Mamuju (ANTARA Sulsel) - Masalah perbatasan wilayah antara Provinsi Sulawesi Barat (Sulbar) dan Sulawesi Tengah (Sulteng) minta diselesaikan Kementrian Dalam Negeri (Kemendagri).

"Sudah beberapa kali dilakukan pertemuan antara Pemerintah di Sulbar dan Pemerintah Sulteng untuk menyelesaikan masalah perbatasan kedua wilayah namun belum ada titik penyelesaian," kata Gubernur Sulbar Anwar Adnan Saleh, pada acara Forum Koordinasi Pimpinan Daerah Pemprov Sulbar dan instansi vertikal di Mamuju, Selasa.

Di acara yang dihadiri Direktorat Jendral Kesatuan Bangsa dan Politik Kemendagri Achmad Tanribali Lamo SH, Gubernur Sulbar mengatakan, tapal batas Provinsi Sulbar di wilayah utara yakni di Kabupaten Mamuju Utara bermasalah sejak 30 tahun lalu, karena dua desa di wilayah itu dicaplok Kabupaten Donggala, Sulteng.

"Desa Ngopi dan Banemarau, Kecamatan Bambalomuto, Kabupaten Mamuju Utara, Sulbar, dicaplok Kabupaten Donggala, Sulteng yang berbatasan dengan dua desa itu.
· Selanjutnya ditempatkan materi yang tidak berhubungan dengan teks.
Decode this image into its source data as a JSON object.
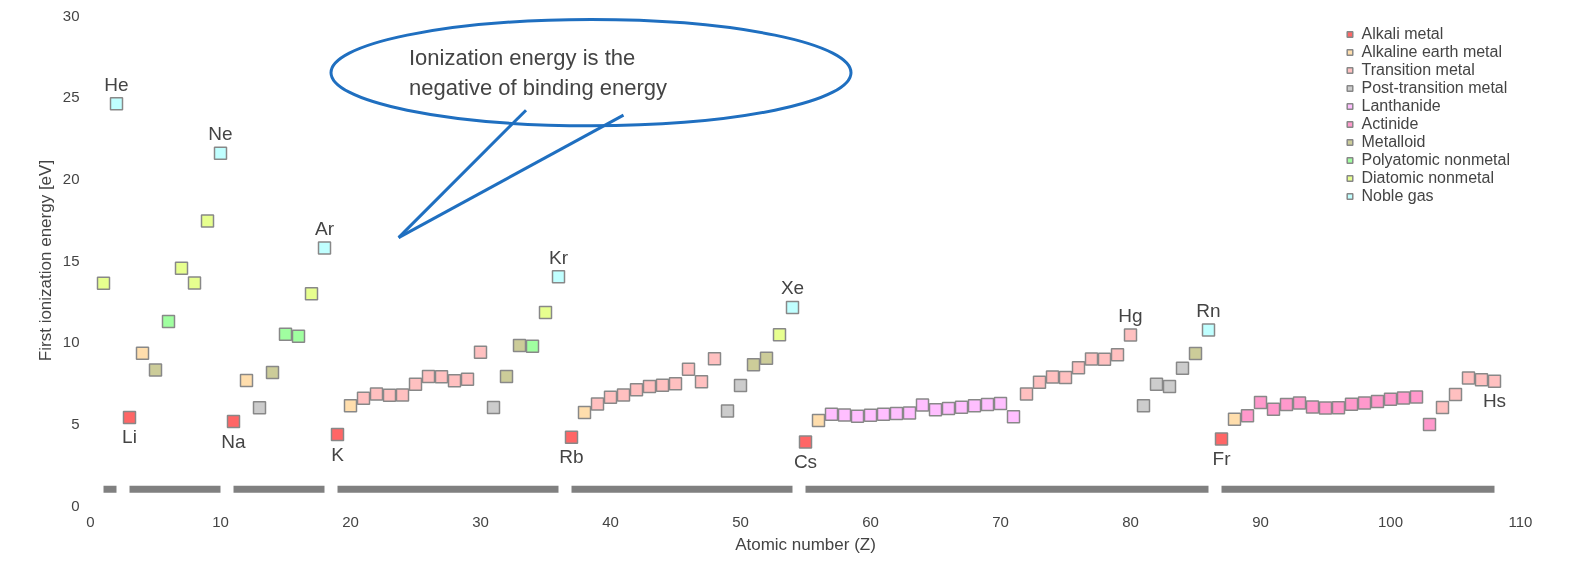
{
  "chart_data": {
    "type": "scatter",
    "xlabel": "Atomic number (Z)",
    "ylabel": "First ionization energy [eV]",
    "xlim": [
      0,
      110
    ],
    "ylim": [
      0,
      30
    ],
    "xticks": [
      0,
      10,
      20,
      30,
      40,
      50,
      60,
      70,
      80,
      90,
      100,
      110
    ],
    "yticks": [
      0,
      5,
      10,
      15,
      20,
      25,
      30
    ],
    "grid": false,
    "legend": "top right",
    "marker": "square",
    "series": [
      {
        "name": "Alkali metal",
        "color": "#ff6666",
        "x": [
          3,
          11,
          19,
          37,
          55,
          87
        ],
        "values": [
          5.39,
          5.14,
          4.34,
          4.18,
          3.89,
          4.07
        ]
      },
      {
        "name": "Alkaline earth metal",
        "color": "#ffdead",
        "x": [
          4,
          12,
          20,
          38,
          56,
          88
        ],
        "values": [
          9.32,
          7.65,
          6.11,
          5.69,
          5.21,
          5.28
        ]
      },
      {
        "name": "Transition metal",
        "color": "#ffc0c0",
        "x": [
          21,
          22,
          23,
          24,
          25,
          26,
          27,
          28,
          29,
          30,
          39,
          40,
          41,
          42,
          43,
          44,
          45,
          46,
          47,
          48,
          72,
          73,
          74,
          75,
          76,
          77,
          78,
          79,
          80,
          104,
          105,
          106,
          107,
          108
        ],
        "values": [
          6.56,
          6.83,
          6.75,
          6.77,
          7.43,
          7.9,
          7.88,
          7.64,
          7.73,
          9.39,
          6.22,
          6.63,
          6.76,
          7.09,
          7.28,
          7.36,
          7.46,
          8.34,
          7.58,
          8.99,
          6.83,
          7.55,
          7.86,
          7.83,
          8.44,
          8.97,
          8.96,
          9.23,
          10.44,
          6.0,
          6.8,
          7.8,
          7.7,
          7.6
        ]
      },
      {
        "name": "Post-transition metal",
        "color": "#cccccc",
        "x": [
          13,
          31,
          49,
          50,
          81,
          82,
          83,
          84
        ],
        "values": [
          5.99,
          6.0,
          5.79,
          7.34,
          6.11,
          7.42,
          7.29,
          8.41
        ]
      },
      {
        "name": "Lanthanide",
        "color": "#ffbfff",
        "x": [
          57,
          58,
          59,
          60,
          61,
          62,
          63,
          64,
          65,
          66,
          67,
          68,
          69,
          70,
          71
        ],
        "values": [
          5.58,
          5.54,
          5.47,
          5.53,
          5.58,
          5.64,
          5.67,
          6.15,
          5.86,
          5.94,
          6.02,
          6.11,
          6.18,
          6.25,
          5.43
        ]
      },
      {
        "name": "Actinide",
        "color": "#ff99cc",
        "x": [
          89,
          90,
          91,
          92,
          93,
          94,
          95,
          96,
          97,
          98,
          99,
          100,
          101,
          102,
          103
        ],
        "values": [
          5.5,
          6.31,
          5.89,
          6.19,
          6.27,
          6.03,
          5.97,
          5.99,
          6.2,
          6.28,
          6.37,
          6.5,
          6.58,
          6.65,
          4.96
        ]
      },
      {
        "name": "Metalloid",
        "color": "#cccc99",
        "x": [
          5,
          14,
          32,
          33,
          51,
          52,
          85
        ],
        "values": [
          8.3,
          8.15,
          7.9,
          9.79,
          8.61,
          9.01,
          9.3
        ]
      },
      {
        "name": "Polyatomic nonmetal",
        "color": "#a0ffa0",
        "x": [
          6,
          15,
          16,
          34
        ],
        "values": [
          11.26,
          10.49,
          10.36,
          9.75
        ]
      },
      {
        "name": "Diatomic nonmetal",
        "color": "#e7ff8f",
        "x": [
          1,
          7,
          8,
          9,
          17,
          35,
          53
        ],
        "values": [
          13.6,
          14.53,
          13.62,
          17.42,
          12.97,
          11.81,
          10.45
        ]
      },
      {
        "name": "Noble gas",
        "color": "#c0ffff",
        "x": [
          2,
          10,
          18,
          36,
          54,
          86
        ],
        "values": [
          24.59,
          21.56,
          15.76,
          14.0,
          12.13,
          10.75
        ]
      },
      {
        "type": "line",
        "marker": "none",
        "color": "#808080",
        "x": [
          1,
          2,
          2.5,
          3,
          10,
          10.5,
          11,
          18,
          18.5,
          19,
          36,
          36.5,
          37,
          54,
          54.5,
          55,
          86,
          86.5,
          87,
          108
        ],
        "values": [
          1,
          1,
          null,
          1,
          1,
          null,
          1,
          1,
          null,
          1,
          1,
          null,
          1,
          1,
          null,
          1,
          1,
          null,
          1,
          1
        ]
      }
    ],
    "annotations": [
      "Ionization energy is the negative of binding energy",
      {
        "text": "He",
        "x": 2,
        "y": 24.59
      },
      {
        "text": "Ne",
        "x": 10,
        "y": 21.56
      },
      {
        "text": "Ar",
        "x": 18,
        "y": 15.76
      },
      {
        "text": "Kr",
        "x": 36,
        "y": 14.0
      },
      {
        "text": "Xe",
        "x": 54,
        "y": 12.13
      },
      {
        "text": "Hg",
        "x": 80,
        "y": 10.44
      },
      {
        "text": "Rn",
        "x": 86,
        "y": 10.75
      },
      {
        "text": "Li",
        "x": 3,
        "y": 5.39
      },
      {
        "text": "Na",
        "x": 11,
        "y": 5.14
      },
      {
        "text": "K",
        "x": 19,
        "y": 4.34
      },
      {
        "text": "Rb",
        "x": 37,
        "y": 4.18
      },
      {
        "text": "Cs",
        "x": 55,
        "y": 3.89
      },
      {
        "text": "Fr",
        "x": 87,
        "y": 4.07
      },
      {
        "text": "Hs",
        "x": 108,
        "y": 7.6
      }
    ]
  }
}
Donggala mengklaim dua desa tersebut sebagai wilayah kabupaten itu," katanya.

Padahal, kata gubernur, dua desa tersebut berada di wilayah Kabupaten Mamuju Utara, Sulbar, sesuai yang diatur dalam Keputusan Menteri Dalam Negeri (Kepmendagri) Nomor 52 Tahun 2003 sejak kabupaten itu dibentuk menjadi daerah otonom baru.
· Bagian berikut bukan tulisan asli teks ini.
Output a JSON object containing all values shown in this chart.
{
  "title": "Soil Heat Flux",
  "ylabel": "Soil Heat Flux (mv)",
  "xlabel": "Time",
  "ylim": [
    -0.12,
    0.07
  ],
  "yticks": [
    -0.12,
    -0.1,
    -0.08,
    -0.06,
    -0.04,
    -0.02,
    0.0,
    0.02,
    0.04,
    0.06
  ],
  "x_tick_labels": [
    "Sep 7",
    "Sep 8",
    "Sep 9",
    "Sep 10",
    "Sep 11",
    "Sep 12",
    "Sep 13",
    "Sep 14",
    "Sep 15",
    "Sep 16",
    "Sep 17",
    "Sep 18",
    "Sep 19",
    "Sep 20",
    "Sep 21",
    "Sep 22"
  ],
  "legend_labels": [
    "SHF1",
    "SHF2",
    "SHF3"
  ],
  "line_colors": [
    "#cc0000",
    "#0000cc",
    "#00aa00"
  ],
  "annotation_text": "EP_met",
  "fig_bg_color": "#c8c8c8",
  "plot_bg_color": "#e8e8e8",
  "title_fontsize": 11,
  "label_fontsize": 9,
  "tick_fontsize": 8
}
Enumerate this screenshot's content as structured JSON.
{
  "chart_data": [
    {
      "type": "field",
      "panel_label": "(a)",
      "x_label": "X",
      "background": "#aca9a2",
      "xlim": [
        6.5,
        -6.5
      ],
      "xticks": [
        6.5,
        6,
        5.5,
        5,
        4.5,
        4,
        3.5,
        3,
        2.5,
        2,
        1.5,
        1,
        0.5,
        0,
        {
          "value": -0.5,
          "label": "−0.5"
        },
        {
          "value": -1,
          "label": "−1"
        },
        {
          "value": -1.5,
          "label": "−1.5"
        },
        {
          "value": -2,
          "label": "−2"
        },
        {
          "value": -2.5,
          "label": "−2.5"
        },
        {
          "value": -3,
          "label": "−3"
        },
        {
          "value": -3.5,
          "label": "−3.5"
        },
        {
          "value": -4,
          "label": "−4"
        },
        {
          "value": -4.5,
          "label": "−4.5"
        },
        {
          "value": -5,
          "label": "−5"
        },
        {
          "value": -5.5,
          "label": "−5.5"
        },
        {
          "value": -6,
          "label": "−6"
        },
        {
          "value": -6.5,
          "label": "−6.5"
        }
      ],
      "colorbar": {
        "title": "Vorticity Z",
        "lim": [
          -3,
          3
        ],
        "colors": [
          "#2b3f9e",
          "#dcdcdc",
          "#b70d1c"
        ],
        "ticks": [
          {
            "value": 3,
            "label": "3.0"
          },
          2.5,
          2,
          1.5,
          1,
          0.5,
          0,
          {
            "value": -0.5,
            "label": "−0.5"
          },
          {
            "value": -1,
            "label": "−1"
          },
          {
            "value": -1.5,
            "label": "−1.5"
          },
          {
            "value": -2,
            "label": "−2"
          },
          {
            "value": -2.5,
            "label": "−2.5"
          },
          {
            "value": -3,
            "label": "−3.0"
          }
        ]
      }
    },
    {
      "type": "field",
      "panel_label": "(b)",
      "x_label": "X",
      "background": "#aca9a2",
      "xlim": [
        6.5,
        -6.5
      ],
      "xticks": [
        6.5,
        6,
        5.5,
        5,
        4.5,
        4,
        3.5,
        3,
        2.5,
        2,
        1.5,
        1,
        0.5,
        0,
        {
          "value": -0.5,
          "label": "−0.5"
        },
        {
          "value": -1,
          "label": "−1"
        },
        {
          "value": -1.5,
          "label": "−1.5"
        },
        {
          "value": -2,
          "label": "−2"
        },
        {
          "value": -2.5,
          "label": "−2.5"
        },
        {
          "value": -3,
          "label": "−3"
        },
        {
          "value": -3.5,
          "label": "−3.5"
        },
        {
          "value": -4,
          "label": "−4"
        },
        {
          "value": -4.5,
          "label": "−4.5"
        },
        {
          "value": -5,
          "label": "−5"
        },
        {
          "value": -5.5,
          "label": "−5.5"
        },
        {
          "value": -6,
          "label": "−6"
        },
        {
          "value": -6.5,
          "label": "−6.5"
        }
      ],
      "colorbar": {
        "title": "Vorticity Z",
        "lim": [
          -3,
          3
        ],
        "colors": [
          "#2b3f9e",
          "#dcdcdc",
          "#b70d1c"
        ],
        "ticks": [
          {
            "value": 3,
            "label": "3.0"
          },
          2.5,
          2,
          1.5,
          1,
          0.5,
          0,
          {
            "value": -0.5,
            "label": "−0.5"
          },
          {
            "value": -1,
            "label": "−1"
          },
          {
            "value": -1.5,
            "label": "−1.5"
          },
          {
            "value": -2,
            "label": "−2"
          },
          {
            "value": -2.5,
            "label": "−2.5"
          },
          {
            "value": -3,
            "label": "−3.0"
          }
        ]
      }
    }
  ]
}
"Di dua desa tersebut kini didiami sekitar 62 kepala keluarga warga Kabupaten Donggala, Provinsi Sulteng, karena warga itu memiliki kartu tanda penduduk (KTP) dari Sulteng, sehingga penduduk itu mendiami Sulbar secara tidak sah, atau mencaploknya" katanya.

Ia mengatakan masalah tapal batas antara Kabupaten Mamuju Utara dan Kabupaten Donggala sudah sering diupayakan diselesaikan, namun Pemprov Sulbar maupun Sulteng tidak ada yang mengalah, dan masing-masing tetap mengakui bahwa Desa Ngopi dan Banemarau sebagai wilayahnya.

Oleh karena itu ia mengatakan, agar Kemendagri dapat menjadi penengah masalah perbatasan dua wilayah itu sehingga dapat diselesaikan dan masalah itu tidak lagi berlarut larut.

Menanggapi hal itu Direktorat Jendral Kesatuan Bangsa dan Politik Kemendagri Achmad Tanribali Lamo SH, mengatakan, pemerintah pusat sudah membentuk tim terpadu dalam menyelesaikan masalah tapal batas di sejumlah daerah.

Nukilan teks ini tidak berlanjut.